Councillor Liz Eyre, cabinet member for children and families, said: "Importantly, we have an approach which is balanced - circumstances in families can and do change and social workers work hard to return some children home following assessment where it is safe to do so."


The county council has produced a list of reasons why Worcestershire's figure has kept on rising - saying there are a multitude of factors.

It has not blamed parenting but says the economy, a county increase in mental health issues, drug and alcohol misuse, changes in national guidance and even the behaviour of their own social workers are all influences.

Jennie Leeson, from the research unit for children's services, said the council has become better at "starting unpick isues" with families due to its early help strategy, which focuses on tackling problem households quicker.

That has been cited as one possible explanation for the recent rise, although the council does say it should also help keep children out of care.

She also says extra hardships brought about by the increased costs of living, and drug and alcohol abuse getting worse in Worcestershire are factors.

The council has also cited the Southwark Judgement in 2010 which means the council now has a legal duty to offer accommodation to homeless 16 and 17-year-olds as another factor, although that has contributed to a rise everywhere.

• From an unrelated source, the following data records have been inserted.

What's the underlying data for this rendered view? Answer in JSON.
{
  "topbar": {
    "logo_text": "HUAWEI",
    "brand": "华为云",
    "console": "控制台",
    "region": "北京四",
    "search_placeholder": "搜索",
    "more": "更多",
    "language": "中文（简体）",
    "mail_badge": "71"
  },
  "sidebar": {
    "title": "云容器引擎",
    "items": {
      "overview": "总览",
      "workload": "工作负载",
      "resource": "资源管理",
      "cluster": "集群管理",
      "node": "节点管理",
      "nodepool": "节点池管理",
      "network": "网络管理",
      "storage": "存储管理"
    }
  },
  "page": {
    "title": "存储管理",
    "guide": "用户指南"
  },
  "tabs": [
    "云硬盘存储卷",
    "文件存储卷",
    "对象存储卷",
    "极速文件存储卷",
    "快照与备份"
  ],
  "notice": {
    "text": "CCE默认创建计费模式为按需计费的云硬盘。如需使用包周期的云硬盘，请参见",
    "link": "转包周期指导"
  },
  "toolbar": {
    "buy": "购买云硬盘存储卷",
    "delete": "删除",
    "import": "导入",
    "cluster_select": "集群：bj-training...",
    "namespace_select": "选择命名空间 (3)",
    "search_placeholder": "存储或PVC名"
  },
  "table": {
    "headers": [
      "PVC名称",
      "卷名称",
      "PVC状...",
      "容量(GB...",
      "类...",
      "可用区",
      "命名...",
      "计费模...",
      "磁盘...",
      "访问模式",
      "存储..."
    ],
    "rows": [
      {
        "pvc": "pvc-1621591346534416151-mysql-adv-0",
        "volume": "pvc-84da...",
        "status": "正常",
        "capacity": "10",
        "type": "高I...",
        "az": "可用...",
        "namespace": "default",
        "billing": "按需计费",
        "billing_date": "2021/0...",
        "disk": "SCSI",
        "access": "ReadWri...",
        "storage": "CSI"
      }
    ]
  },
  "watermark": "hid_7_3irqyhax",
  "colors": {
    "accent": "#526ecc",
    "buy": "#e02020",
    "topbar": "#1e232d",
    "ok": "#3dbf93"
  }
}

Worcestershire has also had an increase in asylum seeker children over and above similar counties, which has contributed to the rise.

More efforts to take children out of households where domestic violence occur has also been cited.

Ms Leeson said: "The rate per 10,000 of children in Worcestershire has been growing since 2005/06 and for much of which it has been higher than the 'statistical neighbours' average.

"The statistical neighbours figures are also growing, but more slowly than Worcestershire."

Cllr Eyre said: "Safeguarding is a key corporate priority and it is important to us is that children in Worcestershire are kept safe.

"I am confident in our approach to thresholds which is led by the Safeguarding Board.

"There are a number of factors for the increase over the years, the Southwark Judgement, the increase in asylum seeker children historically, an increased focus and understanding of the impact on a child or young person of domestic violence, the increase in other social pressures.

"I think we have our assessment of risk in the right area for the right outcomes."